O imóvel que abriga uma empresa não poderia ser penhorado devido à sua função social, dizem especialistas. No entanto, não foi esse o entendimento do Tribunal Regional do Trabalho da 3ª Região (TRT3).
De acordo com o diretor do Instituto Mundo do Trabalho, Antonio Carlos Aguiar, o caso já seria complexo se só houvesse uma conflito de direitos fundamentais dos trabalhadores e da empresa, mas vai além disso.
“Se fosse apenas um imóvel que a empresa usa para investir, a decisão seria perfeita. Porém, é a própria sede do negócio, que tem um valor social, porque é o local onde as pessoas trabalham e os sócios tiram seu sustento”, explica o advogado.
Aguiar observa que a juíza responsável pela decisão acabou inviabilizando a atividade econômica e de geração de emprego, o que é muito grave. “Não pode haver abuso. A execução se torna forçada demais”, defende o advogado.
O processo foi movido pelos administradores da companhia, que opuseram embargos contra a penhora do imóvel. A juíza Adriana Farnesi e Silva entendeu que a constrição era constitucional, já que ao mesmo tempo em que a Constituição protege a propriedade privada, a Carta Magna também coloca o trabalho humano como fundamental.
“Não há dúvida, portanto, de que o princípio da valorização social do trabalho humano deve prevalecer sobre o da propriedade, ainda que revestida de sua função social, não sendo por acaso que o constituinte conferiu ao primeiro precedência tópica em relação à iniciativa privada no artigo 170 da Constituição Federal de 1988”, apontou a juíza.
Segundo o sócio da área trabalhista do Barbosa, Müssnich, Aragão Advogados (BMA), Luiz Marcelo Góis, a decisão foi exagerada e é um precedente perigoso para a economia brasileira. “Essa sentença pode ser atacada, porque é um precedente perigoso. Ainda cabe recurso, mas se ficar do jeito que está, é preocupante e demonstra que o trabalho para melhorar a segurança jurídica é mais importante do que nunca”, afirma o especialista.
Na avaliação do advogado, ao penhorar a sede de uma empresa, a magistrada impede a companhia de ganhar dinheiro.
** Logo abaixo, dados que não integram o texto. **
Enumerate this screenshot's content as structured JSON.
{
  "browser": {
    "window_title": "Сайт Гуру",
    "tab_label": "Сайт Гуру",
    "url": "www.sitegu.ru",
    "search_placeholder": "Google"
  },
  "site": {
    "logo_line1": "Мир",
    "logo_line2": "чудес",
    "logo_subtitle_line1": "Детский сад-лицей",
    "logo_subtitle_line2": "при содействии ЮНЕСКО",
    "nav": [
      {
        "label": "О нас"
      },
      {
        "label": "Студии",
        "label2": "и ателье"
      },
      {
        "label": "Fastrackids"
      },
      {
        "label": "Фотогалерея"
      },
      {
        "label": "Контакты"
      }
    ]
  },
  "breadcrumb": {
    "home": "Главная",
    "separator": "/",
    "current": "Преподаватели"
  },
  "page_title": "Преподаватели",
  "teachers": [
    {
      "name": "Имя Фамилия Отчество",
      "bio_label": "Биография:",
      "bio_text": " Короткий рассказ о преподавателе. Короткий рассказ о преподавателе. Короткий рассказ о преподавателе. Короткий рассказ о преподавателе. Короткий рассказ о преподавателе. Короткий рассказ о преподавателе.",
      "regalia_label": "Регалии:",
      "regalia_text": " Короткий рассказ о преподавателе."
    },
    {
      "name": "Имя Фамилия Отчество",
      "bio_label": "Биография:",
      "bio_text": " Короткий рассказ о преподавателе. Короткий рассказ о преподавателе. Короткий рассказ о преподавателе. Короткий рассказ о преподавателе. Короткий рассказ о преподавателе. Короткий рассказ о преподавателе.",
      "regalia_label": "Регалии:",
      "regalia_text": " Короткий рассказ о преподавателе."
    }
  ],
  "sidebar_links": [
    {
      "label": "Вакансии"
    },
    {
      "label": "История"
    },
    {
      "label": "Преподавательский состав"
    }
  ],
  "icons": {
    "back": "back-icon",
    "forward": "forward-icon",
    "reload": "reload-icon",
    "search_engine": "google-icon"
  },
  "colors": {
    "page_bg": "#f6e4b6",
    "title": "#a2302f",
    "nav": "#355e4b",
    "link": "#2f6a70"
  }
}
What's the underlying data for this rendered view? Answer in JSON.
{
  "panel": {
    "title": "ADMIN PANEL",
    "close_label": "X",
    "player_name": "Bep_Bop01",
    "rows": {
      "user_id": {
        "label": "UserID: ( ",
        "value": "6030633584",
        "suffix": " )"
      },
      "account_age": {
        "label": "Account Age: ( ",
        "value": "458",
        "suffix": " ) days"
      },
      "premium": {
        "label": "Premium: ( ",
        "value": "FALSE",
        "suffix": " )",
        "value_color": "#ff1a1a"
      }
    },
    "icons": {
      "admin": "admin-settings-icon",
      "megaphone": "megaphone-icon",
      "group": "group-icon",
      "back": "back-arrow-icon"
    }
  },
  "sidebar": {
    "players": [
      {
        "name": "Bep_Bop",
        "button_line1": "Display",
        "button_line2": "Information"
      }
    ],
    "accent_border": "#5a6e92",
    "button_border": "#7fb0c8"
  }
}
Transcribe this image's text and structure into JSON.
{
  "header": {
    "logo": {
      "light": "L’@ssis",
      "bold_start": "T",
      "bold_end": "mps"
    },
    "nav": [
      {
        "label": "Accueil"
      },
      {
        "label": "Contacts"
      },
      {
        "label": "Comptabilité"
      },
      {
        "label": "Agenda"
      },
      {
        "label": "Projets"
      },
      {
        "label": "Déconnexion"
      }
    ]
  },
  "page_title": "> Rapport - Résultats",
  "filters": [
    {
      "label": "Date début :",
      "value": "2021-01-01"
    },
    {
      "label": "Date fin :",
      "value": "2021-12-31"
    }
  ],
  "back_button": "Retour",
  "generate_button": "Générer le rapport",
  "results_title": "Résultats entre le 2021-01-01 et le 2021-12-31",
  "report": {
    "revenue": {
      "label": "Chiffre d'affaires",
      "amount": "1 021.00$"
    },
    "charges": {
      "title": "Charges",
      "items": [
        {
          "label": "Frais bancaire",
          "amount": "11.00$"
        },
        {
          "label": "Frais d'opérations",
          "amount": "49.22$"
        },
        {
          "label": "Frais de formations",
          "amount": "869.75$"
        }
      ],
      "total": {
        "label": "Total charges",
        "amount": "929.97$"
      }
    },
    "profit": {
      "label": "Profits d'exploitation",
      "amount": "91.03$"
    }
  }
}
O efeito, na opinião de Góis, é nocivo para os próprios empregados. “É melhor preservar todos os empregos do que apenas um”, pondera.
Ele acredita que o caso poderia ser resolvido por meio do dispositivo da desconsideração da personalidade jurídica, previsto no novo Código de Processo Civil (CPC) e que permite a utilização de bens dos sócios para garantir o pagamento de uma dívida.
O acórdão mostra, entretanto, que isso chegou a ser tentado. A juíza registrou ainda que a execução foi “arrastada por vários anos” e que “inúmeras diligências” foram levadas a termo para localizar os bens dos devedores. Mas essa busca teria se mostrado infrutífera.
Possibilidade
Outra solução, para Aguiar, seria fazer uma penhora do faturamento da empresa, com bloqueio do pagamento de dividendos para os sócios. “O crédito dos trabalhos deve ser privilegiado sobre todas as outras dívidas”, complementa.
No entanto, mesmo essa solução se aplicaria somente a casos extremos, nos quais não pudesse encontrar outra maneira de garantir o pagamento do trabalhador. “Tem que ser verificado caso a caso. Essa é uma análise que é melhor realizada individualmente.”
Já Góis sustenta que apenas a sensatez dos juízes pode impedir abusos nessas situações.